Ça me fait plaisir de le voir, ce type. Je remarque très vite qu’il n’a plus de cocard et que son keffieh couleur sang séché est noué autour de son cou en écharpe, son bras gauche passé dedans. Il n’a plus de pansement, son bras n’est plus immobilisé et la plupart du temps il le laisse dans son foulard. Ça tire moins, comme ça, ça lui fait moins mal. Mais il peut s’en servir quand même.
- Content de te voir de retour parmi nous, mon pote. J’étais un peu inquiet, avec notre bouchère de toubib.
Le Doc, qui passait derrière lui, lui pince les fesses. Il sursaute et son expression me fait marrer. Je rigole, il sourit en se frottant le postérieur.
- Oops, elle était là.
- Erk, tu vas me payer ça, dit-elle.
- Quand tu veux, ma belle, il répond avec un grand sourire plein de sous-entendus.

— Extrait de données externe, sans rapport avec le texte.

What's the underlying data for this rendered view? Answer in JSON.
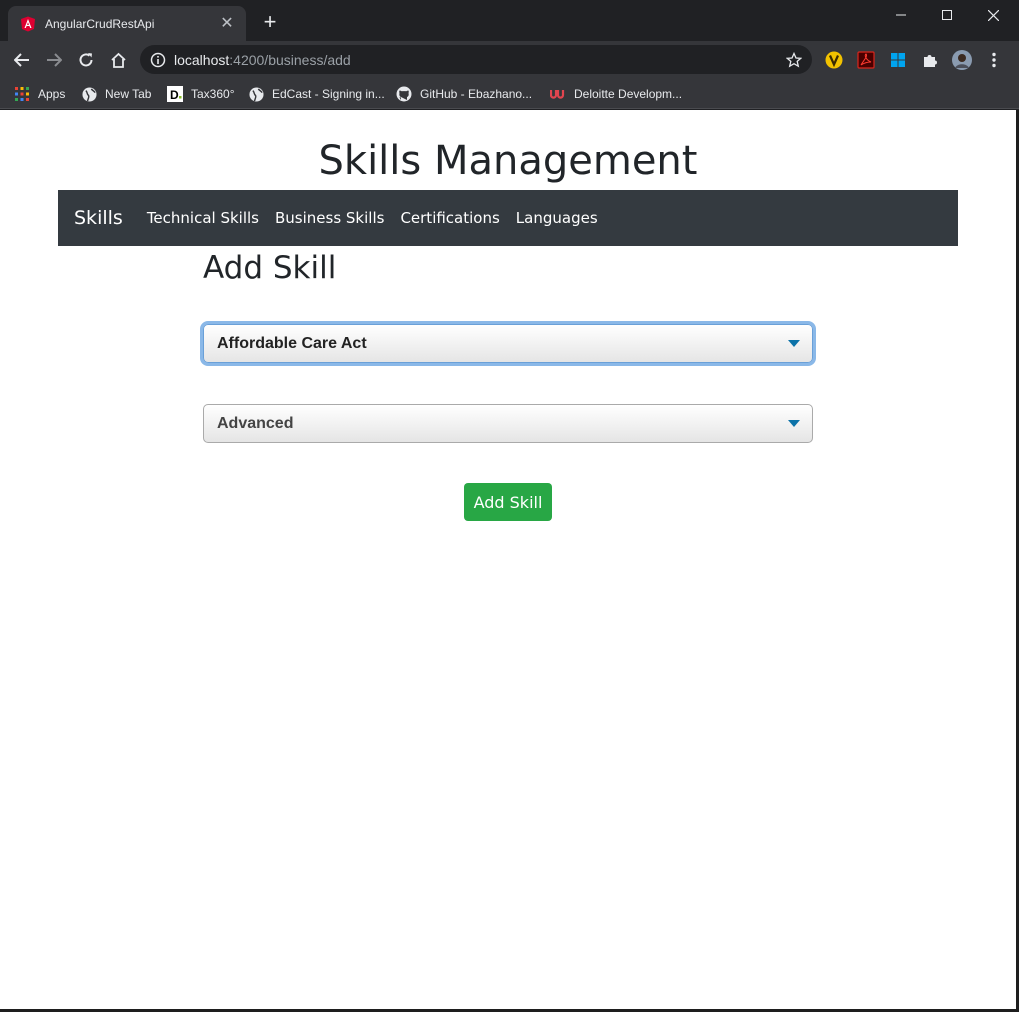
{
  "browser": {
    "tab_title": "AngularCrudRestApi",
    "url_host": "localhost",
    "url_path": ":4200/business/add",
    "bookmarks": [
      {
        "label": "Apps",
        "icon": "apps-grid-icon"
      },
      {
        "label": "New Tab",
        "icon": "globe-icon"
      },
      {
        "label": "Tax360°",
        "icon": "d-logo-icon"
      },
      {
        "label": "EdCast - Signing in...",
        "icon": "globe-icon"
      },
      {
        "label": "GitHub - Ebazhano...",
        "icon": "github-icon"
      },
      {
        "label": "Deloitte Developm...",
        "icon": "udemy-icon"
      }
    ],
    "extensions": [
      "vimium-icon",
      "pdf-icon",
      "windows-icon",
      "puzzle-icon",
      "profile-avatar"
    ]
  },
  "page": {
    "title": "Skills Management",
    "navbar": {
      "brand": "Skills",
      "links": [
        "Technical Skills",
        "Business Skills",
        "Certifications",
        "Languages"
      ]
    },
    "heading": "Add Skill",
    "skill_select": {
      "value": "Affordable Care Act"
    },
    "level_select": {
      "value": "Advanced"
    },
    "submit_label": "Add Skill"
  },
  "colors": {
    "navbar_bg": "#343a40",
    "button_green": "#28a745",
    "focus_ring": "#8ab8e8",
    "chrome_dark": "#202124",
    "chrome_toolbar": "#35363a"
  }
}
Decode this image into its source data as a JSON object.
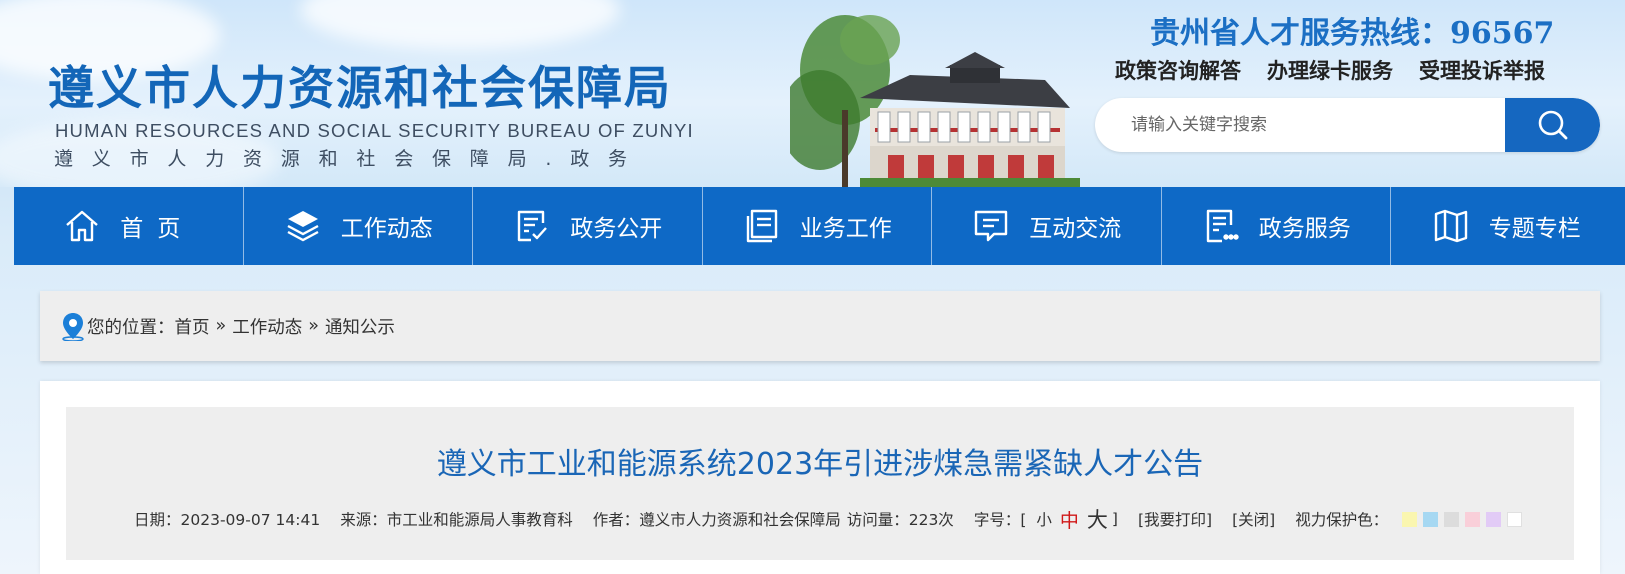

Ça aussi, je m’en souviens.
Lentement, il y a un sentiment de camaraderie qui refait surface. Je rebâtis une carte mentale des membres de la compagnie, de leurs relations. Quand j’ai mis la clef de mon esprit sous la porte, Erk et Doc étaient en couple. Apparemment, c’est toujours le cas. La plus petite avec le plus grand. Ça fait bizarre…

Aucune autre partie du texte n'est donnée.